The P-Cult is CulturePopTV.com’s Business Editor and op-ed columnist. In his installment series, “The Business of Collecting,” he offers business insights for pop culture events, collector markets and relevant industry and sector analysis.
The P-Cult also currently works as an advisory consultant, focusing on finance and accounting process improvement and business strategy within the retail and consumer products sector. He has worked for three of the top four consulting firms in the world and maintains several professional certifications.
The P-Cult holds three degrees in accounting, corporate finance and accountancy.
On a daily basis, I review financial processes to seek out small anomalies that, when discovered and exploited, can be used to either reduce costs or increase revenue. When I propose services to potential clients, I try to do so in terms of value. Instead of saying, “our services will cost you $X,” I say “our services will save you approximately $XX – $XX amount, and we only charge $X.” You may have just realized that this has nothing to do with video games (yet). However, what is important to understand is the mindset and background that I apply to the strategies and ideas that we’ll tackle later on.
Now there is probably no collector that would tell you that collecting video games is a good investment. That’s because it’s the God’s honest truth. Nothing you learn in this article will get you rich. However, if we establish goals and purchase/sell specific items at the correct time, and exploit systematic weaknesses, there is a lot of potential for savings. Each article in this series will take you through a real-life example (there’s no theory here, only facts) and explain the background and financial premise for each topic discussed.
“[T]here is probably no collector that would tell you that collecting video games is a good investment.”
A few weeks ago, I was traveling to California for business and visited a few local game stores to check out what they had, as well as their prices. After walking through one of them, I noticed a couple in-store trends: 1) a lot of their retro games were reasonably priced, and 2) their modern games were, in my opinion, mostly overpriced. Of course, my quick analysis over their pricing is biased and based only on my thoughts at the time, but it was enough data to formulate a few ideas. I’ll discuss one of these ideas below:
When cars were first invented, there were no speed limits or stop signs. After enough people saw the need, laws were written to address this, and the gap was closed. Easy concept, right? Well, this also applies to finance and, more importantly for you, collecting.
Earlier that week, I had been to a large retail chain game store and took note of their 3 for $10 sale on select PS3 and XBOX 360 titles. I could remember a few games, like Infamous 2 and a couple others, that had caught my eye. After ascertaining how much trade-in value those games fetched at the local game store, I realized that they were roughly 50% of what the game was priced at on pricecharting.com (I confirmed this later on. At the time, it was only a guess). Three of the games I had noted were worth $5 individually to the store, as they were being sold for $10-15 each.
If you were to return later that day with those three PS3 games from the 3/$10 bin, you would have received $15 in store credit, yielding you a return of 33%. The reason you’d be able to take advantage of this is because of price lag.
The data source that the local game store used suffered from an exploitable pricing delay effect.

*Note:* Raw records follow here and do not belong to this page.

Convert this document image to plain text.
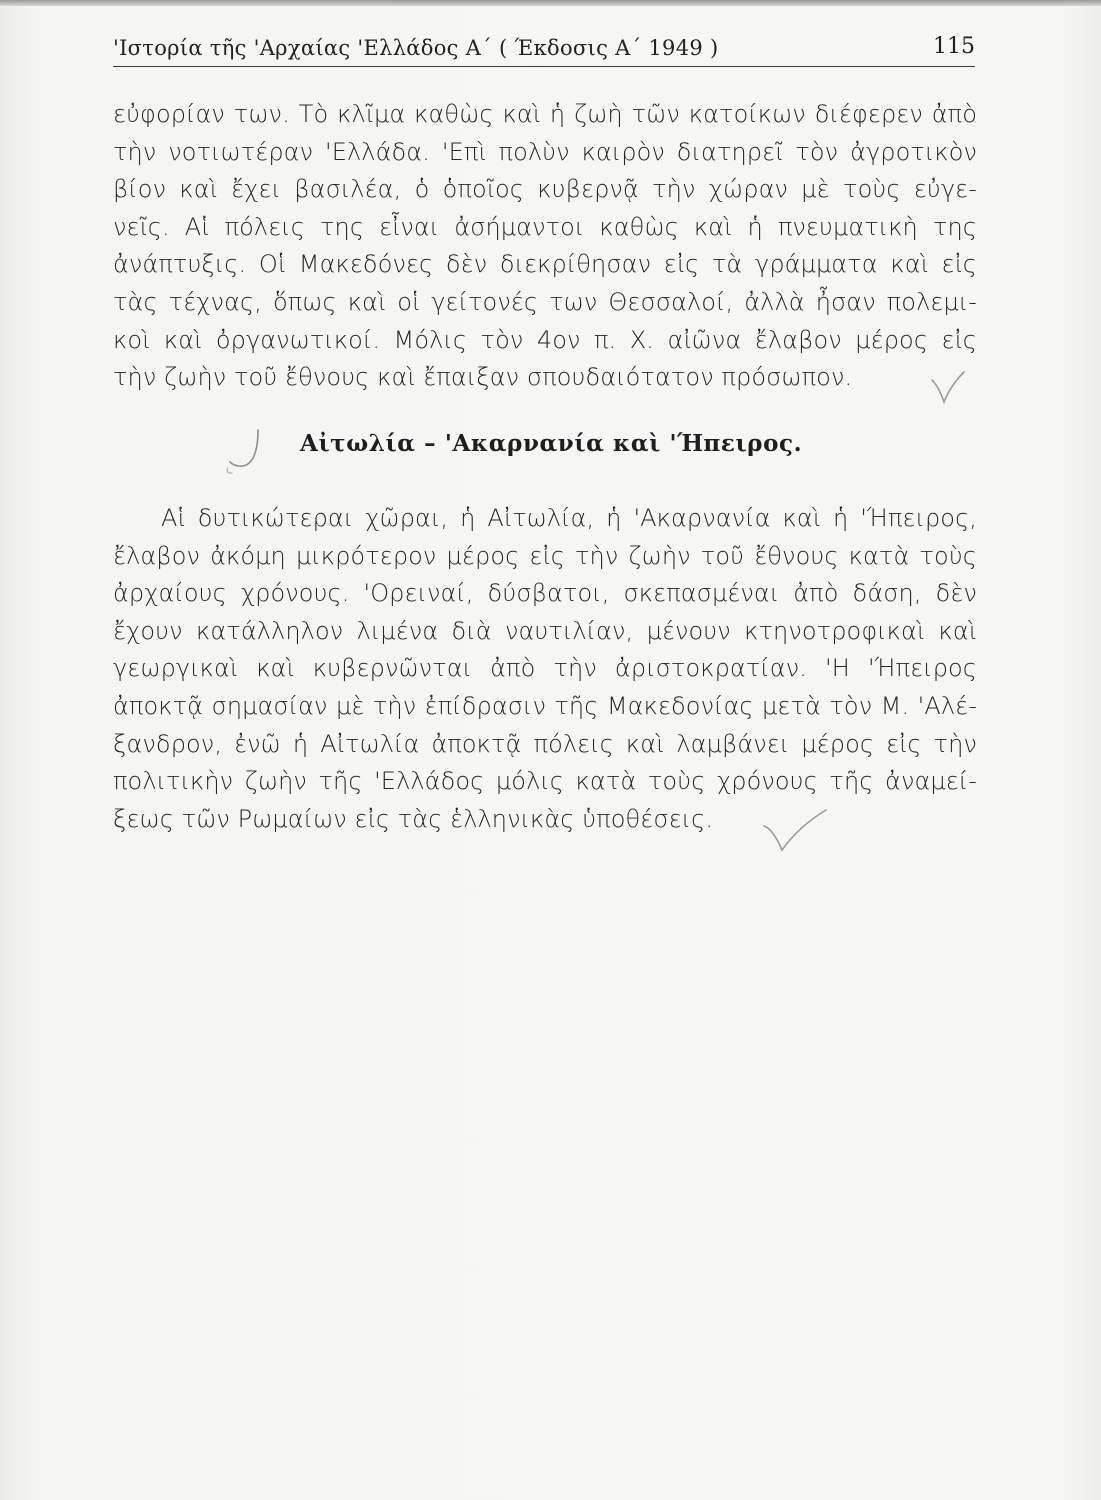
'Ιστορία τῆς 'Αρχαίας 'Ελλάδος Α΄ ( Έκδοσις Α΄ 1949 )	115
εὐφορίαν των. Τὸ κλῖμα καθὼς καὶ ἡ ζωὴ τῶν κατοίκων διέφερεν ἀπὸ
τὴν νοτιωτέραν 'Ελλάδα. 'Επὶ πολὺν καιρὸν διατηρεῖ τὸν ἀγροτικὸν
βίον καὶ ἔχει βασιλέα, ὁ ὁποῖος κυβερνᾷ τὴν χώραν μὲ τοὺς εὐγε-
νεῖς. Αἱ πόλεις της εἶναι ἀσήμαντοι καθὼς καὶ ἡ πνευματικὴ της
ἀνάπτυξις. Οἱ Μακεδόνες δὲν διεκρίθησαν εἰς τὰ γράμματα καὶ εἰς
τὰς τέχνας, ὅπως καὶ οἱ γείτονές των Θεσσαλοί, ἀλλὰ ἦσαν πολεμι-
κοὶ καὶ ὀργανωτικοί. Μόλις τὸν 4ον π. Χ. αἰῶνα ἔλαβον μέρος εἰς
τὴν ζωὴν τοῦ ἔθνους καὶ ἔπαιξαν σπουδαιότατον πρόσωπον.
Αἰτωλία – 'Ακαρνανία καὶ 'Ήπειρος.
Αἱ δυτικώτεραι χῶραι, ἡ Αἰτωλία, ἡ 'Ακαρνανία καὶ ἡ 'Ήπειρος,
ἔλαβον ἀκόμη μικρότερον μέρος εἰς τὴν ζωὴν τοῦ ἔθνους κατὰ τοὺς
ἀρχαίους χρόνους. 'Ορειναί, δύσβατοι, σκεπασμέναι ἀπὸ δάση, δὲν
ἔχουν κατάλληλον λιμένα διὰ ναυτιλίαν, μένουν κτηνοτροφικαὶ καὶ
γεωργικαὶ καὶ κυβερνῶνται ἀπὸ τὴν ἀριστοκρατίαν. 'Η 'Ήπειρος
ἀποκτᾷ σημασίαν μὲ τὴν ἐπίδρασιν τῆς Μακεδονίας μετὰ τὸν Μ. 'Αλέ-
ξανδρον, ἐνῶ ἡ Αἰτωλία ἀποκτᾷ πόλεις καὶ λαμβάνει μέρος εἰς τὴν
πολιτικὴν ζωὴν τῆς 'Ελλάδος μόλις κατὰ τοὺς χρόνους τῆς ἀναμεί-
ξεως τῶν Ρωμαίων εἰς τὰς ἑλληνικὰς ὑποθέσεις.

There are other factors at work here too (transaction volume, length of time of analysis period), but for the sake of brevity, I won’t go into the mechanics of how pricecharting.com and other financial concepts work just now.
“The data source that the local game store used suffered from an exploitable pricing delay effect.”
If we apply the analogy mentioned earlier, you could say that, eventually, laws will be written. Meaning, the market price would capture the sales of Infamous 2 and other select games at $3.33 and adjust itself accordingly. However, between the time the need is realized and the gap is closed, speeding and other would-be violations can take place. This is when you can make your return of $1.67 (33%) by trading the game in and using it to buy wonderful, reasonably priced retro games!
– The P-Cult
Editor’s Note: The release of this article was withheld until the promotion period mentioned had expired. The store alluded to within the article was also contacted and made aware of this vulnerability. This decision was made at the discretion of the columnist in an effort to protect local business.